2.6. Covariance estimation

Many statistical problems require the estimation of a population’s covariance matrix, which can be seen as an estimation of data set scatter plot shape. Most of the time, such an estimation has to be done on a sample whose properties (size, structure, homogeneity) have a large influence on the estimation’s quality. The sklearn.covariance package provides tools for accurately estimating a population’s covariance matrix under various settings.

We assume that the observations are independent and identically distributed (i.i.d.).

2.6.1. Empirical covariance

The covariance matrix of a data set is known to be well approximated by the classical maximum likelihood estimator (or “empirical covariance”), provided the number of observations is large enough compared to the number of features (the variables describing the observations). More precisely, the Maximum Likelihood Estimator of a sample is an asymptotically unbiased estimator of the corresponding population’s covariance matrix.

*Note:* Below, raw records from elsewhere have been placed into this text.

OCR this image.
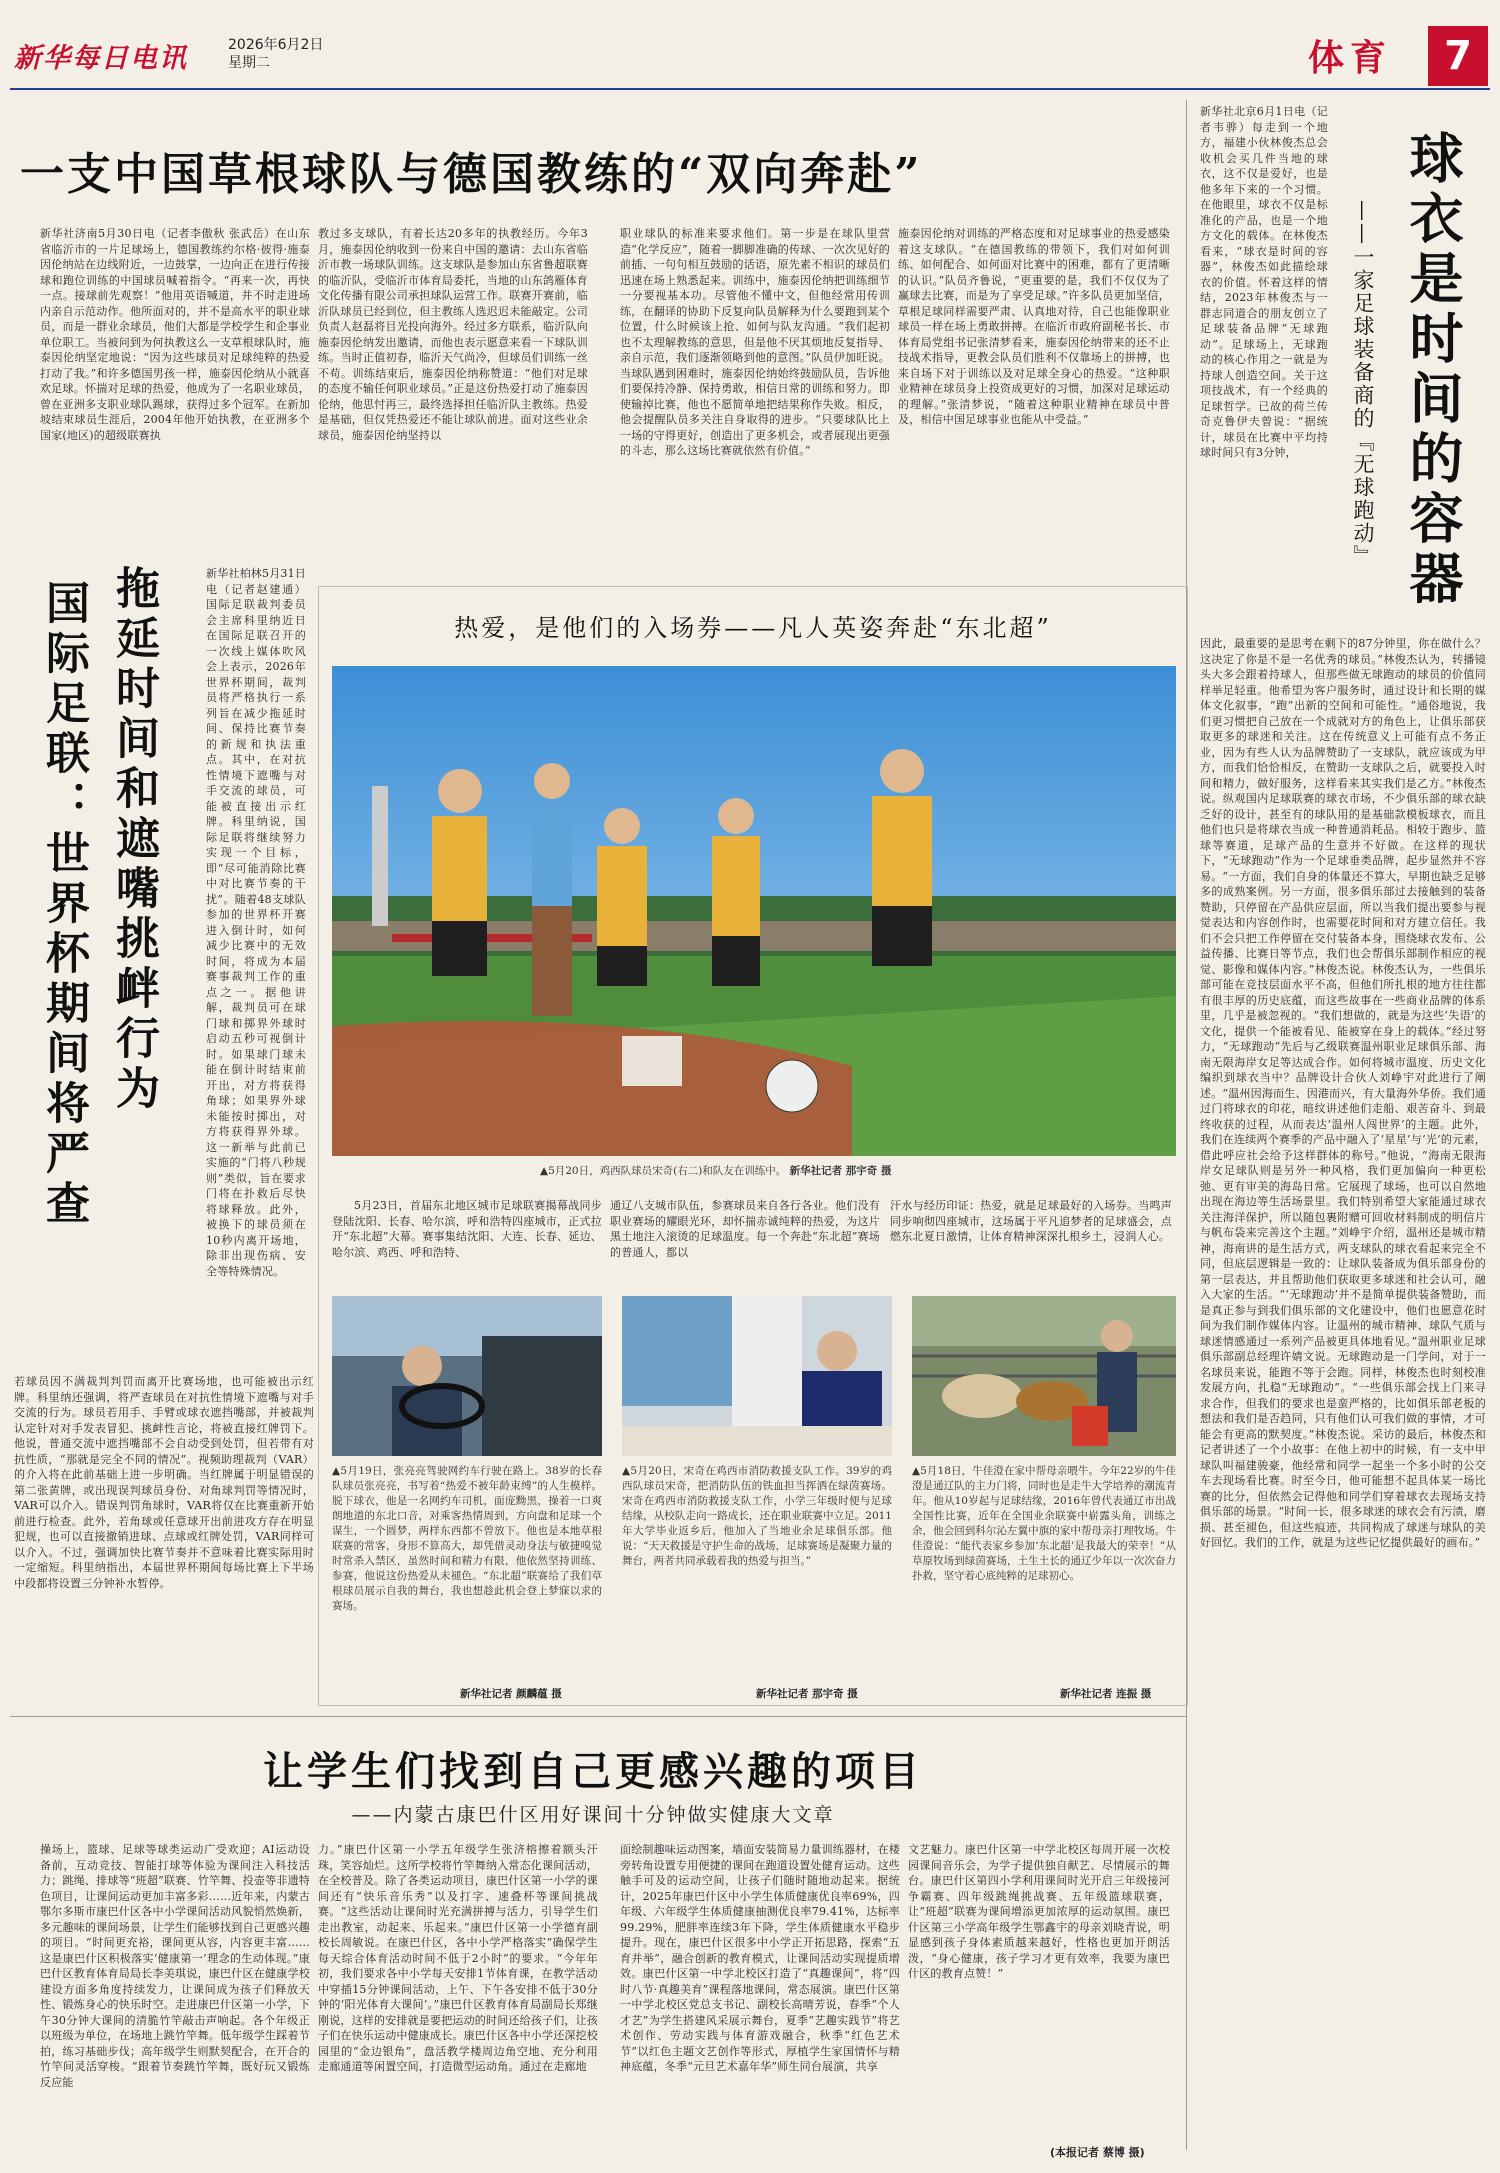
新华每日电讯	2026年6月2日
星期二	体育	7
一支中国草根球队与德国教练的“双向奔赴”

新华社济南5月30日电（记者李傲秋 张武岳）在山东省临沂市的一片足球场上，德国教练约尔格·彼得·施泰因伦纳站在边线附近，一边鼓掌，一边向正在进行传接球和跑位训练的中国球员喊着指令。“再来一次，再快一点。接球前先观察！”他用英语喊道，并不时走进场内亲自示范动作。他所面对的，并不是高水平的职业球员，而是一群业余球员，他们大都是学校学生和企事业单位职工。当被问到为何执教这么一支草根球队时，施泰因伦纳坚定地说：“因为这些球员对足球纯粹的热爱打动了我。”和许多德国男孩一样，施泰因伦纳从小就喜欢足球。怀揣对足球的热爱，他成为了一名职业球员，曾在亚洲多支职业球队踢球，获得过多个冠军。在新加坡结束球员生涯后，2004年他开始执教，在亚洲多个国家(地区)的超级联赛执

教过多支球队，有着长达20多年的执教经历。今年3月，施泰因伦纳收到一份来自中国的邀请：去山东省临沂市教一场球队训练。这支球队是参加山东省鲁超联赛的临沂队，受临沂市体育局委托，当地的山东鸽雁体育文化传播有限公司承担球队运营工作。联赛开赛前，临沂队球员已经到位，但主教练人选迟迟未能敲定。公司负责人赵磊将目光投向海外。经过多方联系，临沂队向施泰因伦纳发出邀请，而他也表示愿意来看一下球队训练。当时正值初春，临沂天气尚冷，但球员们训练一丝不苟。训练结束后，施泰因伦纳称赞道：“他们对足球的态度不输任何职业球员。”正是这份热爱打动了施泰因伦纳，他思忖再三，最终选择担任临沂队主教练。热爱是基础，但仅凭热爱还不能让球队前进。面对这些业余球员，施泰因伦纳坚持以

职业球队的标准来要求他们。第一步是在球队里营造“化学反应”，随着一脚脚准确的传球、一次次见好的前插、一句句相互鼓励的话语，原先素不相识的球员们迅速在场上熟悉起来。训练中，施泰因伦纳把训练细节一分要视基本功。尽管他不懂中文，但他经常用传训练，在翻译的协助下反复向队员解释为什么要跑到某个位置，什么时候该上抢、如何与队友沟通。“我们起初也不太理解教练的意思，但是他不厌其烦地反复指导、亲自示范，我们逐渐领略到他的意图。”队员伊加旺说。当球队遇到困难时，施泰因伦纳始终鼓励队员，告诉他们要保持冷静、保持勇敢，相信日常的训练和努力。即使输掉比赛，他也不愿简单地把结果称作失败。相反，他会提醒队员多关注自身取得的进步。“只要球队比上一场的守得更好，创造出了更多机会，或者展现出更强的斗志，那么这场比赛就依然有价值。”

施泰因伦纳对训练的严格态度和对足球事业的热爱感染着这支球队。“在德国教练的带领下，我们对如何训练、如何配合、如何面对比赛中的困难，都有了更清晰的认识。”队员齐鲁说，“更重要的是，我们不仅仅为了赢球去比赛，而是为了享受足球。”许多队员更加坚信，草根足球同样需要严肃、认真地对待，自己也能像职业球员一样在场上勇敢拼搏。在临沂市政府副秘书长、市体育局党组书记张清梦看来，施泰因伦纳带来的还不止技战术指导，更教会队员们胜利不仅靠场上的拼搏，也来自场下对于训练以及对足球全身心的热爱。“这种职业精神在球员身上投资成更好的习惯，加深对足球运动的理解。”张清梦说，“随着这种职业精神在球员中普及，相信中国足球事业也能从中受益。”

新华社北京6月1日电（记者韦骅）每走到一个地方，福建小伙林俊杰总会收机会买几件当地的球衣，这不仅是爱好，也是他多年下来的一个习惯。在他眼里，球衣不仅是标准化的产品，也是一个地方文化的载体。在林俊杰看来，“球衣是时间的容器”，林俊杰如此描绘球衣的价值。怀着这样的情结，2023年林俊杰与一群志同道合的朋友创立了足球装备品牌“无球跑动”。足球场上，无球跑动的核心作用之一就是为持球人创造空间。关于这项技战术，有一个经典的足球哲学。已故的荷兰传奇克鲁伊夫曾说：“据统计，球员在比赛中平均持球时间只有3分钟，	球衣是时间的容器
——一家足球装备商的『无球跑动』

因此，最重要的是思考在剩下的87分钟里，你在做什么？这决定了你是不是一名优秀的球员。”林俊杰认为，转播镜头大多会跟着持球人，但那些做无球跑动的球员的价值同样举足轻重。他希望为客户服务时，通过设计和长期的媒体文化叙事，“跑”出新的空间和可能性。“通俗地说，我们更习惯把自己放在一个成就对方的角色上，让俱乐部获取更多的球迷和关注。这在传统意义上可能有点不务正业，因为有些人认为品牌赞助了一支球队，就应该成为甲方，而我们恰恰相反，在赞助一支球队之后，就要投入时间和精力，做好服务，这样看来其实我们是乙方。”林俊杰说。纵观国内足球联赛的球衣市场，不少俱乐部的球衣缺乏好的设计，甚至有的球队用的是基础款模板球衣，而且他们也只是将球衣当成一种普通消耗品。相较于跑步、篮球等赛道，足球产品的生意并不好做。在这样的现状下，“无球跑动”作为一个足球垂类品牌，起步显然并不容易。“一方面，我们自身的体量还不算大，早期也缺乏足够多的成熟案例。另一方面，很多俱乐部过去接触到的装备赞助，只停留在产品供应层面，所以当我们提出要参与视觉表达和内容创作时，也需要花时间和对方建立信任。我们不会只把工作停留在交付装备本身，围绕球衣发布、公益传播、比赛日等节点，我们也会帮俱乐部制作相应的视觉、影像和媒体内容。”林俊杰说。林俊杰认为，一些俱乐部可能在竞技层面水平不高，但他们所扎根的地方往往都有很丰厚的历史底蕴，而这些故事在一些商业品牌的体系里，几乎是被忽视的。“我们想做的，就是为这些‘失语’的文化，提供一个能被看见、能被穿在身上的载体。”经过努力，“无球跑动”先后与乙级联赛温州职业足球俱乐部、海南无限海岸女足等达成合作。如何将城市温度、历史文化编织到球衣当中？品牌设计合伙人刘峥宇对此进行了阐述。“温州因海而生、因港而兴，有大量海外华侨。我们通过门将球衣的印花，暗纹讲述他们走船、艰苦奋斗、到最终收获的过程，从而表达‘温州人闯世界’的主题。此外，我们在连续两个赛季的产品中融入了‘星星’与‘光’的元素，借此呼应社会给予这样群体的称号。”他说，“海南无限海岸女足球队则是另外一种风格，我们更加偏向一种更松弛、更有审美的海岛日常。它展现了球场，也可以自然地出现在海边等生活场景里。我们特别希望大家能通过球衣关注海洋保护，所以随包裹附赠可回收材料制成的明信片与帆布袋来完善这个主题。”刘峥宇介绍，温州还是城市精神，海南讲的是生活方式，两支球队的球衣看起来完全不同，但底层逻辑是一致的：让球队装备成为俱乐部身份的第一层表达，并且帮助他们获取更多球迷和社会认可，融入大家的生活。“‘无球跑动’并不是简单提供装备赞助，而是真正参与到我们俱乐部的文化建设中，他们也愿意花时间为我们制作媒体内容。让温州的城市精神、球队气质与球迷情感通过一系列产品被更具体地看见。”温州职业足球俱乐部副总经理许婧文说。无球跑动是一门学问，对于一名球员来说，能跑不等于会跑。同样，林俊杰也时刻校准发展方向，扎稳“无球跑动”。“一些俱乐部会找上门来寻求合作，但我们的要求也是蛮严格的，比如俱乐部老板的想法和我们是否趋同，只有他们认可我们做的事情，才可能会有更高的默契度。”林俊杰说。采访的最后，林俊杰和记者讲述了一个小故事：在他上初中的时候，有一支中甲球队叫福建骏豪，他经常和同学一起坐一个多小时的公交车去现场看比赛。时至今日，他可能想不起具体某一场比赛的比分，但依然会记得他和同学们穿着球衣去现场支持俱乐部的场景。“时间一长，很多球迷的球衣会有污渍，磨损、甚至褪色，但这些痕迹，共同构成了球迷与球队的美好回忆。我们的工作，就是为这些记忆提供最好的画布。”

国际足联：世界杯期间将严查 拖延时间和遮嘴挑衅行为	新华社柏林5月31日电（记者赵建通）国际足联裁判委员会主席科里纳近日在国际足联召开的一次线上媒体吹风会上表示，2026年世界杯期间，裁判员将严格执行一系列旨在减少拖延时间、保持比赛节奏的新规和执法重点。其中，在对抗性情境下遮嘴与对手交流的球员，可能被直接出示红牌。科里纳说，国际足联将继续努力实现一个目标，即“尽可能消除比赛中对比赛节奏的干扰”。随着48支球队参加的世界杯开赛进入倒计时，如何减少比赛中的无效时间，将成为本届赛事裁判工作的重点之一。据他讲解，裁判员可在球门球和掷界外球时启动五秒可视倒计时。如果球门球未能在倒计时结束前开出，对方将获得角球；如果界外球未能按时掷出，对方将获得界外球。这一新举与此前已实施的“门将八秒规则”类似，旨在要求门将在扑救后尽快将球释放。此外，被换下的球员须在10秒内离开场地，除非出现伤病、安全等特殊情况。

若球员因不满裁判判罚而离开比赛场地，也可能被出示红牌。科里纳还强调，将严查球员在对抗性情境下遮嘴与对手交流的行为。球员若用手、手臂或球衣遮挡嘴部，并被裁判认定针对对手发表冒犯、挑衅性言论，将被直接红牌罚下。他说，普通交流中遮挡嘴部不会自动受到处罚，但若带有对抗性质，“那就是完全不同的情况”。视频助理裁判（VAR）的介入将在此前基础上进一步明确。当红牌属于明显错误的第二张黄牌，或出现误判球员身份、对角球判罚等情况时，VAR可以介入。错误判罚角球时，VAR将仅在比赛重新开始前进行检查。此外，若角球或任意球开出前进攻方存在明显犯规，也可以直接撤销进球、点球或红牌处罚，VAR同样可以介入。不过，强调加快比赛节奏并不意味着比赛实际用时一定缩短。科里纳指出，本届世界杯期间每场比赛上下半场中段都将设置三分钟补水暂停。

热爱，是他们的入场券——凡人英姿奔赴“东北超”
▲5月20日，鸡西队球员宋奇(右二)和队友在训练中。 新华社记者 那宇奇 摄

5月23日，首届东北地区城市足球联赛揭幕战同步登陆沈阳、长春、哈尔滨，呼和浩特四座城市，正式拉开“东北超”大幕。赛事集结沈阳、大连、长春、延边、哈尔滨、鸡西、呼和浩特、

通辽八支城市队伍，参赛球员来自各行各业。他们没有职业赛场的耀眼光环，却怀揣赤诚纯粹的热爱，为这片黑土地注入滚烫的足球温度。每一个奔赴“东北超”赛场的普通人，都以

汗水与经历印证：热爱，就是足球最好的入场券。当鸣声同步响彻四座城市，这场属于平凡追梦者的足球盛会，点燃东北夏日激情，让体育精神深深扎根乡土，浸润人心。

▲5月19日，张亮亮驾驶网约车行驶在路上。38岁的长春队球员张亮亮，书写着“热爱不被年龄束缚”的人生模样。脱下球衣，他是一名网约车司机，面庞黝黑，操着一口爽朗地道的东北口音，对乘客热情周到，方向盘和足球一个谋生，一个圆梦，两样东西都不曾放下。他也是本地草根联赛的常客，身形不算高大，却凭借灵动身法与敏捷嗅觉时常杀入禁区，虽然时间和精力有限，他依然坚持训练、参赛，他说这份热爱从未褪色。“东北超”联赛给了我们草根球员展示自我的舞台，我也想趁此机会登上梦寐以求的赛场。
新华社记者 颜麟蕴 摄
▲5月20日，宋奇在鸡西市消防救援支队工作。39岁的鸡西队球员宋奇，把消防队伍的铁血担当挥洒在绿茵赛场。宋奇在鸡西市消防救援支队工作，小学三年级时便与足球结缘，从校队走向一路成长，还在职业联赛中立足。2011年大学毕业返乡后，他加入了当地业余足球俱乐部。他说：“天天救援是守护生命的战场，足球赛场是凝聚力量的舞台，两者共同承载着我的热爱与担当。”
新华社记者 那宇奇 摄
▲5月18日，牛佳澄在家中帮母亲喂牛。今年22岁的牛佳澄是通辽队的主力门将，同时也是走牛大学培养的潮流青年。他从10岁起与足球结缘，2016年曾代表通辽市出战全国性比赛，近年在全国业余联赛中崭露头角，训练之余，他会回到科尔沁左翼中旗的家中帮母亲打理牧场。牛佳澄说：“能代表家乡参加‘东北超’是我最大的荣幸！”从草原牧场到绿茵赛场，土生土长的通辽少年以一次次奋力扑救，坚守着心底纯粹的足球初心。
新华社记者 连振 摄
让学生们找到自己更感兴趣的项目
——内蒙古康巴什区用好课间十分钟做实健康大文章

操场上，篮球、足球等球类运动广受欢迎；AI运动设备前，互动竞技、智能打球等体验为课间注入科技活力；跳绳、排球等“班超”联赛、竹竿舞、投壶等非遗特色项目，让课间运动更加丰富多彩……近年来，内蒙古鄂尔多斯市康巴什区各中小学课间活动风貌悄然焕新，多元趣味的课间场景，让学生们能够找到自己更感兴趣的项目。“时间更充裕，课间更从容，内容更丰富……这是康巴什区积极落实‘健康第一’理念的生动体现。”康巴什区教育体育局局长李美琪说，康巴什区在健康学校建设方面多角度持续发力，让课间成为孩子们释放天性、锻炼身心的快乐时空。走进康巴什区第一小学，下午30分钟大课间的清脆竹竿敲击声响起。各个年级正以班级为单位，在场地上跳竹竿舞。低年级学生踩着节拍，练习基础步伐；高年级学生则默契配合，在开合的竹竿间灵活穿梭。“跟着节奏跳竹竿舞，既好玩又锻炼反应能

力。”康巴什区第一小学五年级学生张济榕擦着额头汗珠，笑容灿烂。这所学校将竹竿舞纳入常态化课间活动，在全校普及。除了各类运动项目，康巴什区第一小学的课间还有“快乐音乐秀”以及打字、速叠杯等课间挑战赛。“这些活动让课间时光充满拼搏与活力，引导学生们走出教室，动起来、乐起来。”康巴什区第一小学德育副校长周敏说。在康巴什区，各中小学严格落实“确保学生每天综合体育活动时间不低于2小时”的要求。“今年年初，我们要求各中小学每天安排1节体育课，在教学活动中穿插15分钟课间活动，上午、下午各安排不低于30分钟的‘阳光体育大课间’。”康巴什区教育体育局副局长郑继刚说，这样的安排就是要把运动的时间还给孩子们，让孩子们在快乐运动中健康成长。康巴什区各中小学还深挖校园里的“金边银角”，盘活教学楼周边角空地、充分利用走廊通道等闲置空间，打造微型运动角。通过在走廊地

面绘制趣味运动图案，墙面安装简易力量训练器材，在楼旁转角设置专用便捷的课间在跑道设置处健育运动。这些触手可及的运动空间，让孩子们随时随地动起来。据统计，2025年康巴什区中小学生体质健康优良率69%，四年级、六年级学生体质健康抽测优良率79.41%，达标率99.29%，肥胖率连续3年下降，学生体质健康水平稳步提升。现在，康巴什区很多中小学正开拓思路，探索“五育并举”，融合创新的教育模式，让课间活动实现提质增效。康巴什区第一中学北校区打造了“真趣课间”，将“四时八节·真趣美育”课程落地课间，常态展演。康巴什区第一中学北校区党总支书记、副校长高晴芳说，春季“个人才艺”为学生搭建风采展示舞台，夏季“艺趣实践节”将艺术创作、劳动实践与体育游戏融合，秋季“红色艺术节”以红色主题文艺创作等形式，厚植学生家国情怀与精神底蕴，冬季“元旦艺术嘉年华”师生同台展演，共享

文艺魅力。康巴什区第一中学北校区每周开展一次校园课间音乐会，为学子提供独自献艺、尽情展示的舞台。康巴什区第四小学利用课间时光开启三年级接河争霸赛、四年级跳绳挑战赛、五年级篮球联赛，让“班超”联赛为课间增添更加浓厚的运动氛围。康巴什区第三小学高年级学生鄂鑫宇的母亲刘晓青说，明显感到孩子身体素质越来越好，性格也更加开朗活泼，“身心健康，孩子学习才更有效率，我要为康巴什区的教育点赞！”

(本报记者 蔡博 摄)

The empirical covariance matrix of a sample can be computed using the empirical_covariance function of the package, or by fitting an EmpiricalCovariance object to the data sample with the EmpiricalCovariance.fit method. Be careful that results depend on whether the data are centered, so one may want to use the assume_centered parameter accurately. More precisely, if assume_centered=False, then the test set is supposed to have the same mean vector as the training set. If not, both should be centered by the user, and assume_centered=True should be used.

2.6.2. Shrunk Covariance

2.6.2.1. Basic shrinkage

Despite being an asymptotically unbiased estimator of the covariance matrix, the Maximum Likelihood Estimator is not a good estimator of the eigenvalues of the covariance matrix, so the precision matrix obtained from its inversion is not accurate. Sometimes, it even occurs that the empirical covariance matrix cannot be inverted for numerical reasons. To avoid such an inversion problem, a transformation of the empirical covariance matrix has been introduced: the shrinkage.

In scikit-learn, this transformation (with a user-defined shrinkage coefficient) can be directly applied to a pre-computed covariance with the shrunk_covariance method. Also, a shrunk estimator of the covariance can be fitted to data with a ShrunkCovariance object and its ShrunkCovariance.fit method. Again, results depend on whether the data are centered, so one may want to use the assume_centered parameter accurately.

Mathematically, this shrinkage consists in reducing the ratio between the smallest and the largest eigenvalues of the empirical covariance matrix. It can be done by simply shifting every eigenvalue according to a given offset, which is equivalent of finding the l2-penalized Maximum Likelihood Estimator of the covariance matrix. In practice, shrinkage boils down to a simple a convex transformation : \(\Sigma_{\rm shrunk} = (1-\alpha)\hat{\Sigma} + \alpha\frac{{\rm Tr}\hat{\Sigma}}{p}\rm Id\).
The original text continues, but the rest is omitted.